The Hermetic Code Tour explores numerological codes
and Freemasonic symbols in the Manitoba Legislative Building
A temple masquerading as a government building? That is what Dr. Frank Albo says about the Manitoba Legislative Building in Winnipeg, Manitoba, Canada. I and about 50 other people are here to take the Hermetic Code Tour. Dr. Albo is about to show us how the building is a modern reconstruction of King Solomon’s temple and contains secrets of Freemasonry “hidden in plain view.”
The Manitoba Legislative Building houses the provincial legislative assembly, its committees and staff, as well as offices for government ministers and deputy ministers. Frank Worthington Simon was chosen as the architecture for the the current building as the result of an architectural competition in 1911. Excavation began in 1913. Shortage of materials, labour and funds during the First Word War slowed construction. The building was ready for partial occupancy in 1919 and had its opening ceremonies in July, 1920. The exterior walls are Tyndall Stone, quarried at Garson, about 20 kilometres north of Winnipeg. The building is impressive on its own but takes on a whole other dimension with Dr. Albo’s interpretation.
Dr. Albo is an architectural historian with degrees in ancient Near Eastern languages, Western esotericism and the history of art. In 2001, while driving down Memorial Boulevard and looking at the Legislative Building, he noticed two sphinxes. His question about what the sphinxes were doing there led to years of research, first for his thesis and later under government-funded research grants. The book The Hermetic Code chronicles his search and findings.
We wait in front of the grand staircase for the tour to begin. Plans to start the tour outside are interrupted by a downpour. Instead we sit on the stairway and listen to Dr. Albo. Ancient temples had two large horned bulls guarding the entrance. On either side of the grand staircase sit bison, the symbol of Manitoba. Dr. Albo tells us that architect Frank Worthington Simon was a member of the Freemasons, a secret society which believed architecture “had the capacity to reform the soul.” On one of the sphinxes he discovered the name of an ancient Pharaoh, Thutmose III, believed by some to the founder of Freemasonry. Dr. Albo says we will find symbols of freemasonry “hidden in plain sight”, symbols involving geometry, astrology and alchemy.

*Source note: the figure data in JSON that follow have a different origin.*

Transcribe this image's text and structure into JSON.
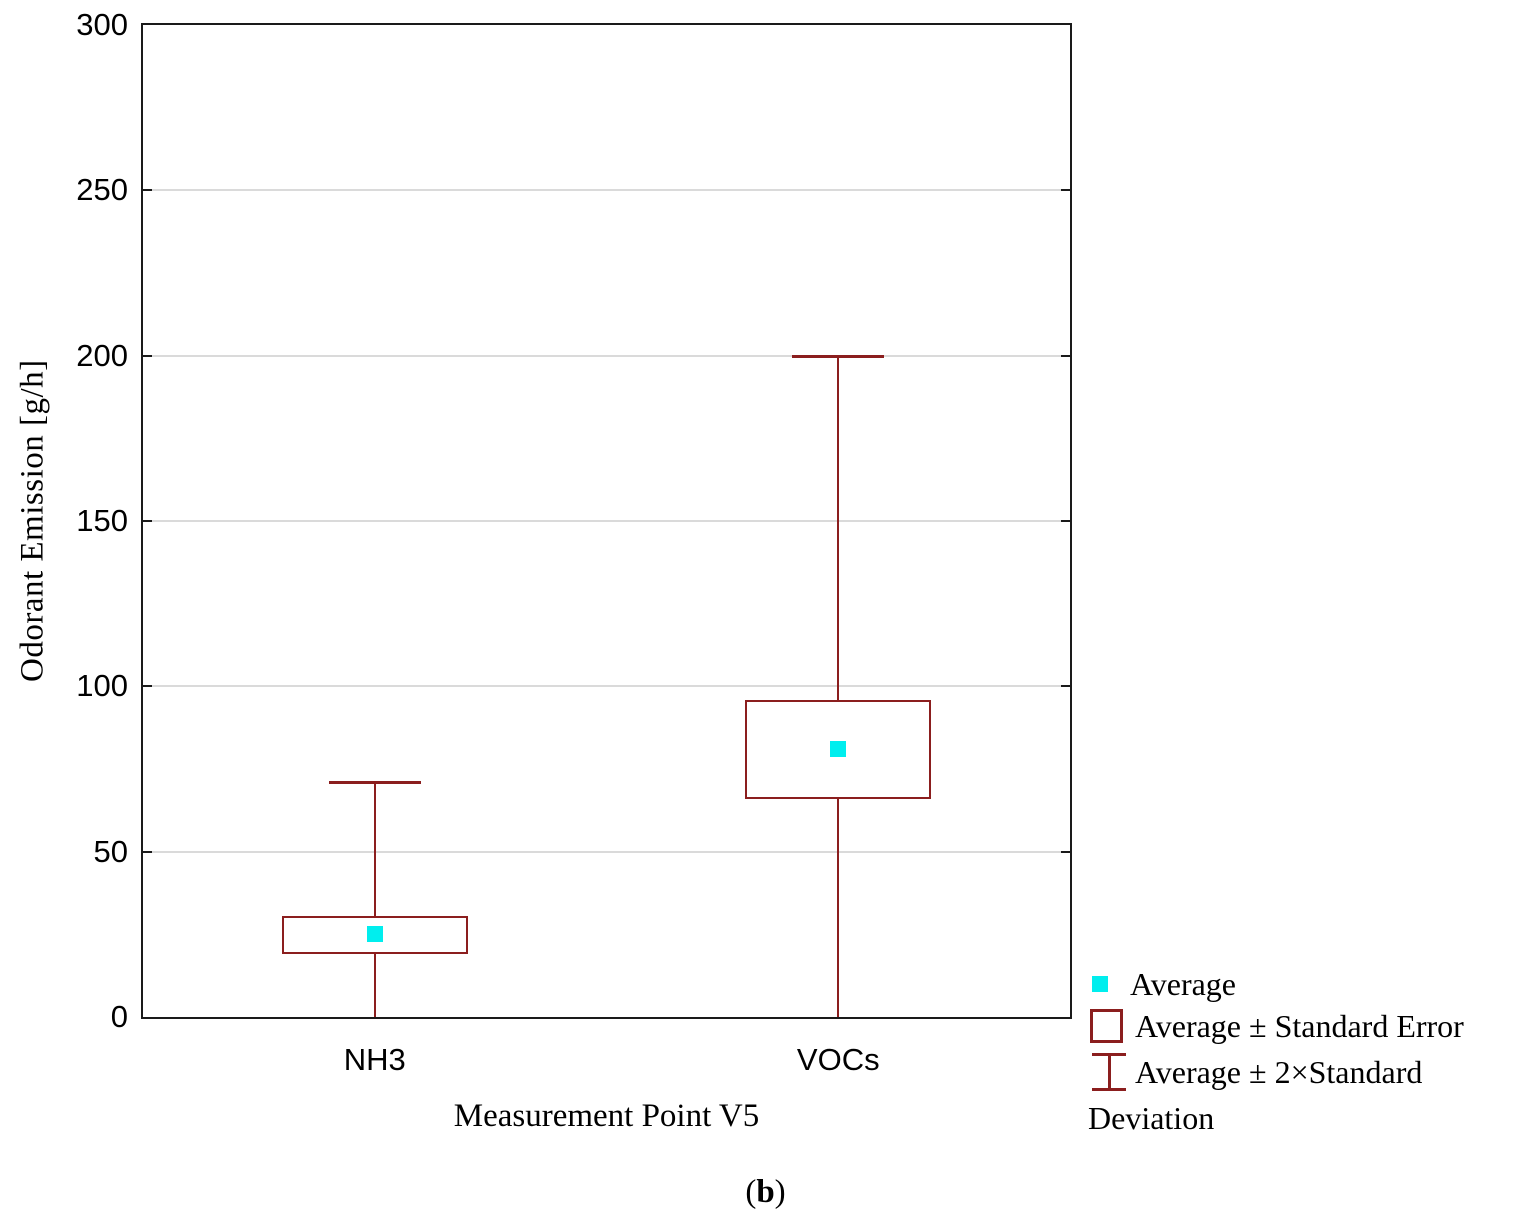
{
  "chart_data": {
    "type": "boxplot",
    "title": "",
    "xlabel": "Measurement Point V5",
    "ylabel": "Odorant Emission [g/h]",
    "ylim": [
      0,
      300
    ],
    "yticks": [
      0,
      50,
      100,
      150,
      200,
      250,
      300
    ],
    "grid": true,
    "categories": [
      "NH3",
      "VOCs"
    ],
    "series": [
      {
        "label": "NH3",
        "average": 25,
        "box_low": 19,
        "box_high": 30.5,
        "whisker_high": 71,
        "whisker_low": 0,
        "whisker_high_capped": true,
        "whisker_low_capped": false
      },
      {
        "label": "VOCs",
        "average": 81,
        "box_low": 66,
        "box_high": 96,
        "whisker_high": 200,
        "whisker_low": 0,
        "whisker_high_capped": true,
        "whisker_low_capped": false
      }
    ],
    "legend_entries": [
      {
        "marker": "filled-square",
        "label": "Average"
      },
      {
        "marker": "box-outline",
        "label": "Average ± Standard Error"
      },
      {
        "marker": "whisker",
        "label": "Average ± 2×Standard Deviation"
      }
    ],
    "legend_position": "bottom-right",
    "colors": {
      "average_marker": "#00eeee",
      "box_and_whisker": "#8b1e1e",
      "gridline": "#dadada",
      "axis": "#1a1a1a"
    }
  },
  "legend_display": {
    "line1": "Average",
    "line2": "Average ± Standard Error",
    "line3": "Average ± 2×Standard",
    "line4": "Deviation"
  },
  "caption": {
    "open": "(",
    "letter": "b",
    "close": ")"
  }
}
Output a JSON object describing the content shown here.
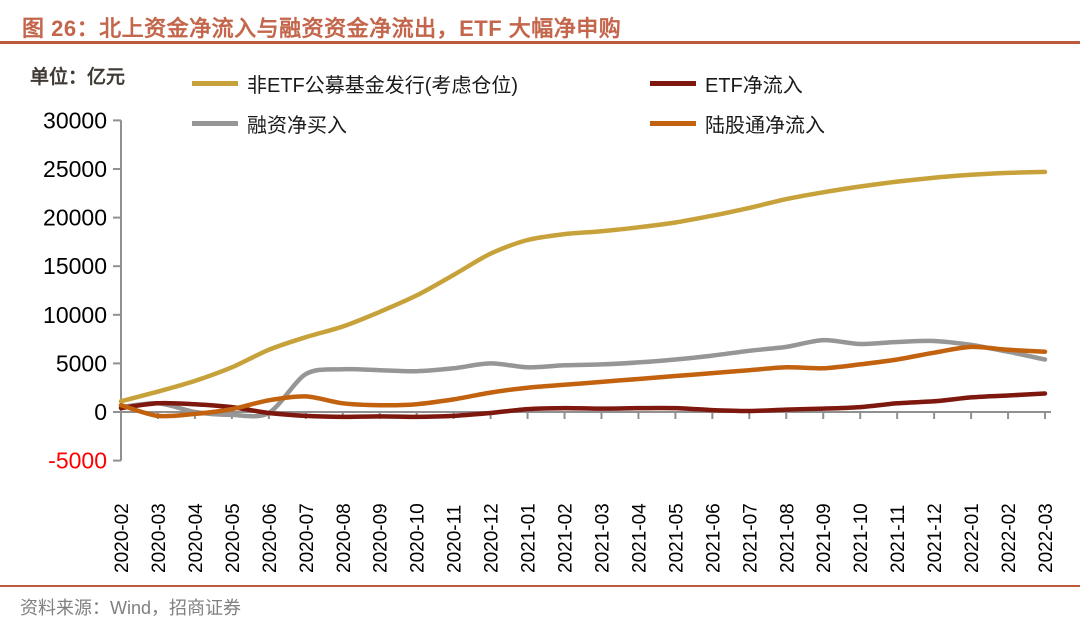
{
  "title": "图 26：北上资金净流入与融资资金净流出，ETF 大幅净申购",
  "unit_label": "单位：亿元",
  "source": "资料来源：Wind，招商证券",
  "colors": {
    "title_accent": "#C4664C",
    "rule_line": "#BC5B3B",
    "axis_gray": "#909090",
    "tick_label": "#000000",
    "negative_tick": "#FF0000",
    "source_text": "#808080",
    "unit_text": "#3F3A33"
  },
  "chart_data": {
    "type": "line",
    "title": "北上资金净流入与融资资金净流出，ETF 大幅净申购",
    "unit": "亿元",
    "xlabel": "",
    "ylabel": "",
    "ylim": [
      -5000,
      30000
    ],
    "yticks": [
      30000,
      25000,
      20000,
      15000,
      10000,
      5000,
      0,
      -5000
    ],
    "grid": false,
    "legend_position": "top",
    "x": [
      "2020-02",
      "2020-03",
      "2020-04",
      "2020-05",
      "2020-06",
      "2020-07",
      "2020-08",
      "2020-09",
      "2020-10",
      "2020-11",
      "2020-12",
      "2021-01",
      "2021-02",
      "2021-03",
      "2021-04",
      "2021-05",
      "2021-06",
      "2021-07",
      "2021-08",
      "2021-09",
      "2021-10",
      "2021-11",
      "2021-12",
      "2022-01",
      "2022-02",
      "2022-03"
    ],
    "series": [
      {
        "name": "非ETF公募基金发行(考虑仓位)",
        "color": "#C7A23B",
        "values": [
          1100,
          2100,
          3200,
          4600,
          6400,
          7700,
          8800,
          10300,
          12000,
          14100,
          16300,
          17700,
          18300,
          18600,
          19000,
          19500,
          20200,
          21000,
          21900,
          22600,
          23200,
          23700,
          24100,
          24400,
          24600,
          24700
        ]
      },
      {
        "name": "ETF净流入",
        "color": "#7E170E",
        "values": [
          400,
          900,
          800,
          500,
          -100,
          -400,
          -500,
          -450,
          -500,
          -400,
          -100,
          300,
          400,
          350,
          400,
          400,
          200,
          100,
          250,
          350,
          500,
          900,
          1100,
          1500,
          1700,
          1900
        ]
      },
      {
        "name": "融资净买入",
        "color": "#969696",
        "values": [
          500,
          900,
          0,
          -300,
          -100,
          3900,
          4400,
          4300,
          4200,
          4500,
          5000,
          4600,
          4800,
          4900,
          5100,
          5400,
          5800,
          6300,
          6700,
          7400,
          7000,
          7200,
          7300,
          6900,
          6200,
          5400
        ]
      },
      {
        "name": "陆股通净流入",
        "color": "#C2620F",
        "values": [
          700,
          -400,
          -200,
          300,
          1200,
          1600,
          900,
          700,
          800,
          1300,
          2000,
          2500,
          2800,
          3100,
          3400,
          3700,
          4000,
          4300,
          4600,
          4500,
          4900,
          5400,
          6100,
          6700,
          6400,
          6200
        ]
      }
    ]
  }
}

Dr. Albo also tells us the numbers 5, 8 and 13 are prevalent in the building. They are part of the Fibonacci sequence, in which each number is the sum of the two preceding numbers in the sequence. As you progress through the sequence, the ratio of two successive numbers approaches the golden ratio, a special number equal to approximately 1.618. The golden ratio is frequently found in art and architecture, and appears in the Parthenon and the Pyramids. The grand staircase had three flights of 13 steps each. The bison are 13 feet long. There are 13 lights in each hallway. The number 666 also appears throughout the building. Although we now associate that number with the devil, Dr. Albo says it does not mean that in the Hermetic Code. It is associated with the sun.
The rain stops and we head outside. Dr. Albo asks us to look up at the pediment above the columns at the front entrance. According to the official government description, the scene symbolizes the ideals of nationhood and embraces all of Canada. The female figure in the centre represents Manitoba. According to Dr. Albo, she is the goddess of this temple.
The Golden Boy atop the Manitoba Legislative Building is a familiar Winnipeg landmark. The boy is actually the Greek god Hermes, the father of occult philosophy and patron of the Freemasons. Hermes acts as the messenger between the gods and mortals. The Golden Boy is a nickname given by a journalist many years ago and the name stuck. The statue is cast in bronze and was gilded in 1951. Around the base of the dome are statues representing agriculture, art, industry and science according to the government description or earth, water, fire and air according to Dr. Albo.
Dr. Albo is an enthusiastic guide. Although he has given this tour numerous times over several years, he seems as excited to share the building’s secrets as if this were the first time he revealed them. He talks about how he discovered the secrets, time spent measuring every inch of the building, being stopped by security guards in the middle of the night when he was inspecting a statue on the grounds in his pyjamas and joining the Freemasons himself in order to understand the building. I feel a little overwhelmed at the amount of information he provides.
Under the dome, on the main floor, is a black eight-pointed star set into the marble. The circular area around the star has special acoustics. Normal speaking echoes throughout the building. Whispers spoken while standing at the centre of the star can be heard by all the people around you.
The Manitoba Legislative Building is a fascinating building to explore whether or not you accept Dr. Frank Albo’s interpretations. I’ve been in the building many times – for other tours, showing visiting friends and attending concerts or Christmas celebrations. During my university days, I had a summer job with one of the government departments in the basement. I will be looking at the building with different eyes in future visits.